IV

Apesar de as conversas políticas serem recorrentes, os dois nunca se chegaram a entender sobre o Estado Novo. Os argumentos de Fernando faziam sentido à sua maneira, os factos históricos que apresentava eram verdadeiros, mas mesmo assim havia algo que deixava Luís desconfortável. Não sabia o quê, mas o transmontano queria mais do que aquilo que via à volta. Devia haver melhor do que a mão de ferro sob a qual o país asfixiava. Era uma questão de procurar.

Procurar foi coisa que ele não deixou de fazer desde o dia em que compreendeu que Amélia nunca seria sua. A partir desse momento a sua vida tornou-se uma permanente busca, mas durante muito tempo não percebeu o que procurava. Procurava, e era tudo. Mudou-se para Lisboa alegando que ia tirar Veterinária, mas foi na verdade procurar. Procurou mulheres, procurou livros, procurou ideias. Sabia que tinha de encontrar algo, mas não percebia exactamente o quê.

Até que um dia, já perto do final do curso em Lisboa, entendeu finalmente.
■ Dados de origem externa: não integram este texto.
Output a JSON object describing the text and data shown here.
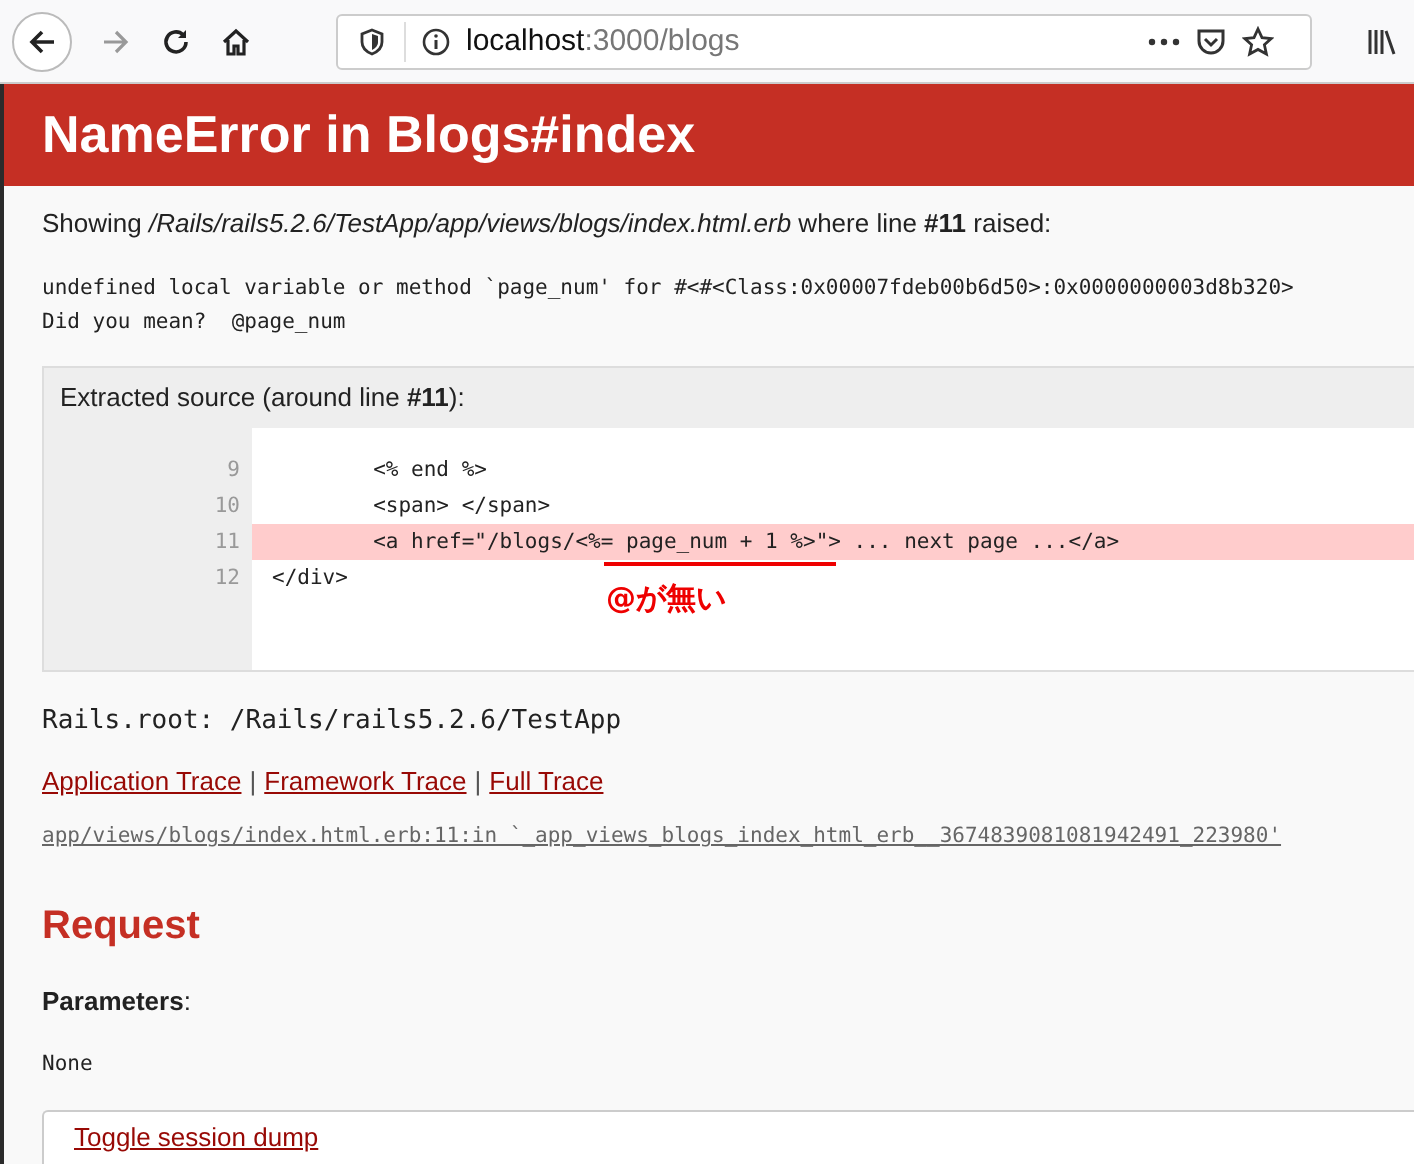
{
  "browser": {
    "url_host": "localhost",
    "url_path": ":3000/blogs"
  },
  "header": {
    "title": "NameError in Blogs#index"
  },
  "showing": "Showing */Rails/rails5.2.6/TestApp/app/views/blogs/index.html.erb* where line **#11** raised:",
  "message": [
    "undefined local variable or method `page_num' for #<#<Class:0x00007fdeb00b6d50>:0x0000000003d8b320>",
    "Did you mean?  @page_num"
  ],
  "source": {
    "title": "Extracted source (around line **#11**):",
    "lines": [
      {
        "number": "9",
        "code": "        <% end %>",
        "highlighted": false
      },
      {
        "number": "10",
        "code": "        <span> </span>",
        "highlighted": false
      },
      {
        "number": "11",
        "code": "        <a href=\"/blogs/<%= page_num + 1 %>\"> ... next page ...</a>",
        "highlighted": true
      },
      {
        "number": "12",
        "code": "</div>",
        "highlighted": false
      }
    ],
    "annotation": "@が無い"
  },
  "rails_root": "Rails.root: /Rails/rails5.2.6/TestApp",
  "trace_links": [
    "Application Trace",
    "Framework Trace",
    "Full Trace"
  ],
  "trace_separator": "|",
  "trace_line": "app/views/blogs/index.html.erb:11:in `_app_views_blogs_index_html_erb__3674839081081942491_223980'",
  "request": {
    "heading": "Request",
    "parameters_label": "**Parameters**:",
    "parameters_value": "None",
    "toggle": "Toggle session dump"
  }
}
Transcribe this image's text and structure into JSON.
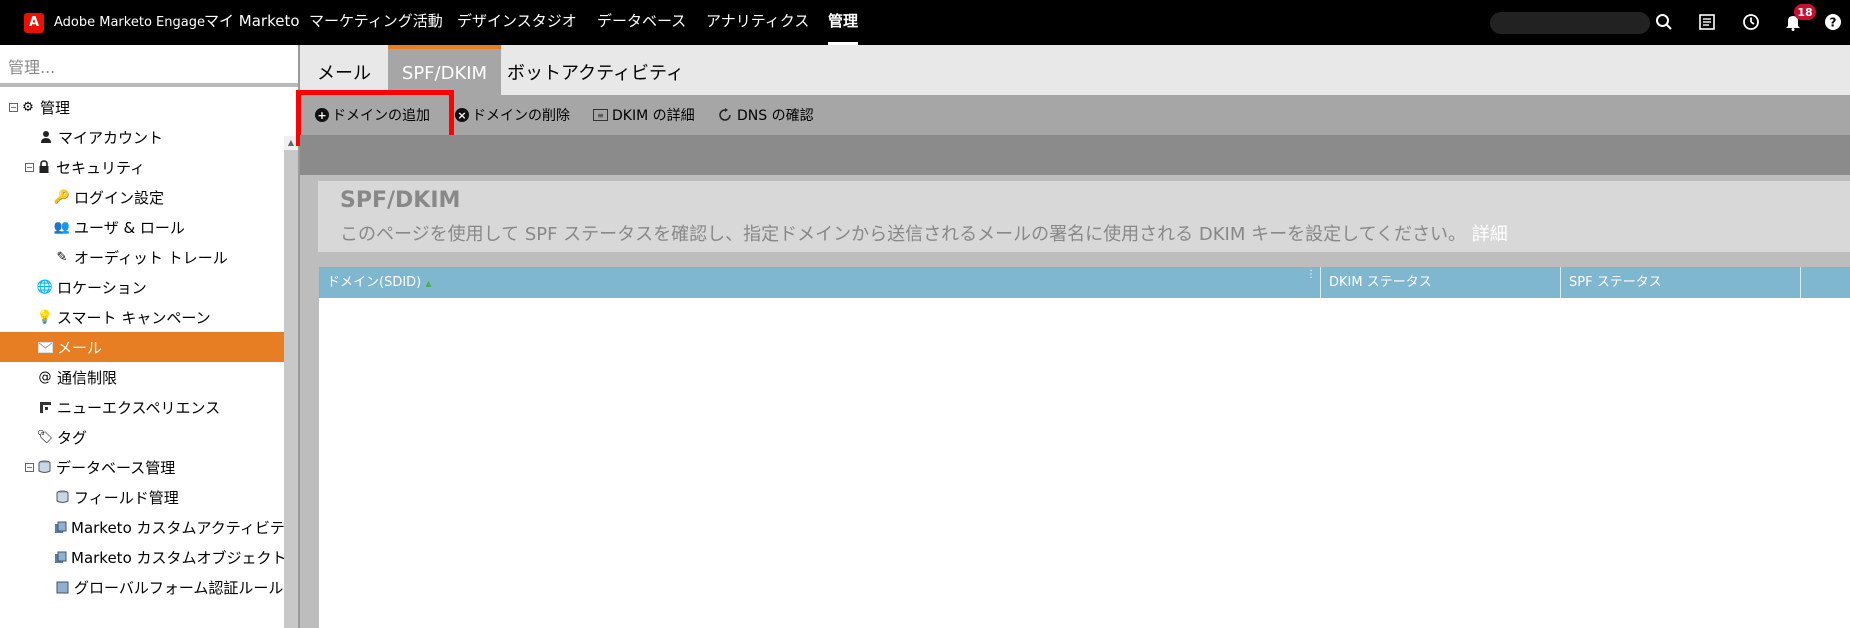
{
  "topnav": {
    "brand": "Adobe Marketo Engage",
    "items": [
      "マイ Marketo",
      "マーケティング活動",
      "デザインスタジオ",
      "データベース",
      "アナリティクス",
      "管理"
    ],
    "notification_count": "18"
  },
  "sidebar": {
    "search_placeholder": "管理...",
    "items": [
      {
        "label": "管理",
        "icon": "gear-icon"
      },
      {
        "label": "マイアカウント",
        "icon": "person-icon"
      },
      {
        "label": "セキュリティ",
        "icon": "lock-icon"
      },
      {
        "label": "ログイン設定",
        "icon": "key-icon"
      },
      {
        "label": "ユーザ & ロール",
        "icon": "users-icon"
      },
      {
        "label": "オーディット トレール",
        "icon": "audit-icon"
      },
      {
        "label": "ロケーション",
        "icon": "globe-icon"
      },
      {
        "label": "スマート キャンペーン",
        "icon": "lightbulb-icon"
      },
      {
        "label": "メール",
        "icon": "email-icon"
      },
      {
        "label": "通信制限",
        "icon": "at-icon"
      },
      {
        "label": "ニューエクスペリエンス",
        "icon": "new-experience-icon"
      },
      {
        "label": "タグ",
        "icon": "tag-icon"
      },
      {
        "label": "データベース管理",
        "icon": "database-icon"
      },
      {
        "label": "フィールド管理",
        "icon": "database-icon"
      },
      {
        "label": "Marketo カスタムアクティビティ",
        "icon": "custom-activity-icon"
      },
      {
        "label": "Marketo カスタムオブジェクト",
        "icon": "custom-object-icon"
      },
      {
        "label": "グローバルフォーム認証ルール",
        "icon": "form-rule-icon"
      }
    ]
  },
  "tabs": [
    "メール",
    "SPF/DKIM",
    "ボットアクティビティ"
  ],
  "toolbar": {
    "add_domain": "ドメインの追加",
    "delete_domain": "ドメインの削除",
    "dkim_details": "DKIM の詳細",
    "dns_check": "DNS の確認"
  },
  "info": {
    "title": "SPF/DKIM",
    "description": "このページを使用して SPF ステータスを確認し、指定ドメインから送信されるメールの署名に使用される DKIM キーを設定してください。",
    "link": "詳細"
  },
  "grid": {
    "columns": [
      "ドメイン(SDID)",
      "DKIM ステータス",
      "SPF ステータス"
    ]
  },
  "colors": {
    "accent": "#e87e24",
    "grid_header": "#7fb7d1",
    "highlight": "#ff0000"
  }
}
Não foi um grande acontecimento que trouxe a luz que lhe iluminou a consciência. Tratou-se antes de um pequeno incidente, uma verdadeira minudência, coisa tão ridiculamente trivial que jamais a guardaria na memória não fosse a poderosa cadeia de raciocínios que tal insignificância desencadeou, como um minúsculo calhau cuja simples deslocação acidental inicia a devastadora avalancha que tudo muda.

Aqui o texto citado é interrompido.